Malgré ces progrès, les scientifiques restent préoccupés par le fait que les fuites de POP existants et de produits chimiques nouvellement développés pourraient freiner ces progrès. Ils appellent à une action urgente pour améliorer les mesures de contrôle de la pollution et pour éliminer progressivement l’utilisation non essentielle de produits chimiques dangereux dès que possible.
« Les coûts mondiaux associés à l’exposition aux produits chimiques environnementaux, tels que les traitements médicaux, ont été estimés à environ 10 % du PIB mondial », explique Rosie. « Cela signifie qu’il existe une énorme incitation économique à résoudre ce problème dès maintenant. »
« S’attaquer au problème de la pollution chimique protégera non seulement l’environnement et notre faune, mais protégera également les humains. »

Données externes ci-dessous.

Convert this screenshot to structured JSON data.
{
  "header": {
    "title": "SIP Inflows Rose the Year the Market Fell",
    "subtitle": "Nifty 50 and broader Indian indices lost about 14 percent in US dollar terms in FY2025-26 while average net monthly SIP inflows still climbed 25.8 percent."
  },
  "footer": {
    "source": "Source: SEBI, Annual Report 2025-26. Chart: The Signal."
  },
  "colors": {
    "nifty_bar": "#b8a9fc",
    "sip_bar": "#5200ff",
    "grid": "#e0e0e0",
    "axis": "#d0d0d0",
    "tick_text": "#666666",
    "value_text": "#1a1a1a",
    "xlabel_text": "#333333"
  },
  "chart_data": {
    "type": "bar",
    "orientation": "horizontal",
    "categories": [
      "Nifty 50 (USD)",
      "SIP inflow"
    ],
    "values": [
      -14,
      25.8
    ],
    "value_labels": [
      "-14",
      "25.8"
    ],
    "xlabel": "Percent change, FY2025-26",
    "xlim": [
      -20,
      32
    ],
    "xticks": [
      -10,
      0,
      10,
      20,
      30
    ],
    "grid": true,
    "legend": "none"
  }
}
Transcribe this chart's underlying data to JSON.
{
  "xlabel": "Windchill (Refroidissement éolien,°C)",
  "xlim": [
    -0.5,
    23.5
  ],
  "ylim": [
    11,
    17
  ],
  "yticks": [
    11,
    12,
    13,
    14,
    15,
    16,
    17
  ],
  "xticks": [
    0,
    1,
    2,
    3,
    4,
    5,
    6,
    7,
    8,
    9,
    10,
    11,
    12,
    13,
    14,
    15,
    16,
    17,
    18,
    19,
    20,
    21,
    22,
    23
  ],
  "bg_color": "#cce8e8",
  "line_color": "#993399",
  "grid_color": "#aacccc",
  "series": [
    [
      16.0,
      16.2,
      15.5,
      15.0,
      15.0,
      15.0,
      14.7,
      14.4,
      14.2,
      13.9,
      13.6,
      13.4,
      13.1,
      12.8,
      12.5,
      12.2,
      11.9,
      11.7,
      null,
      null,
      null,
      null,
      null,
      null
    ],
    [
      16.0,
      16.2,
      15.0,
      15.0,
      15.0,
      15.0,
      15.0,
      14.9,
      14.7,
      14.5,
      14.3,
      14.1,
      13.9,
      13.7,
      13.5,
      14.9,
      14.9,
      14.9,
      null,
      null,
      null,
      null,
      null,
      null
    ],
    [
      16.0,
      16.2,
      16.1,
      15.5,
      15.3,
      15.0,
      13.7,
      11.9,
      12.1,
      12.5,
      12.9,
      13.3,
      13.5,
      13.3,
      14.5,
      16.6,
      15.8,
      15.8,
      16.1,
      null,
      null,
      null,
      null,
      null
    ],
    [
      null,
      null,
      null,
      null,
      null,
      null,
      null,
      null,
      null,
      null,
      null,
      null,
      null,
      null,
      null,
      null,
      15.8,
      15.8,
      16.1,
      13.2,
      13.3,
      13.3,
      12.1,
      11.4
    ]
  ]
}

Dans le même temps, il sera également vital que le programme d’échouages poursuive ses recherches sur l’état actuel des mammifères marins du Royaume-Uni. Si vous repérez une baleine, un dauphin, un phoque, une tortue marine ou un grand requin mort en Angleterre et au Pays de Galles, vous devez le signaler en envoyant un e-mail à [email protected] ou en appelant le 0800 6520 333.
Plus d’information:
Rosie S. Williams et al, Les tendances spatio-temporelles s’étalant sur trois décennies montrent des niveaux toxiques de contaminants chimiques chez les mammifères marins, Sciences et technologies environnementales (2023). DOI : 10.1021/acs.est.3c01881
Cette histoire est republiée avec l’aimable autorisation du Musée d’histoire naturelle. Lire l’histoire originale ici.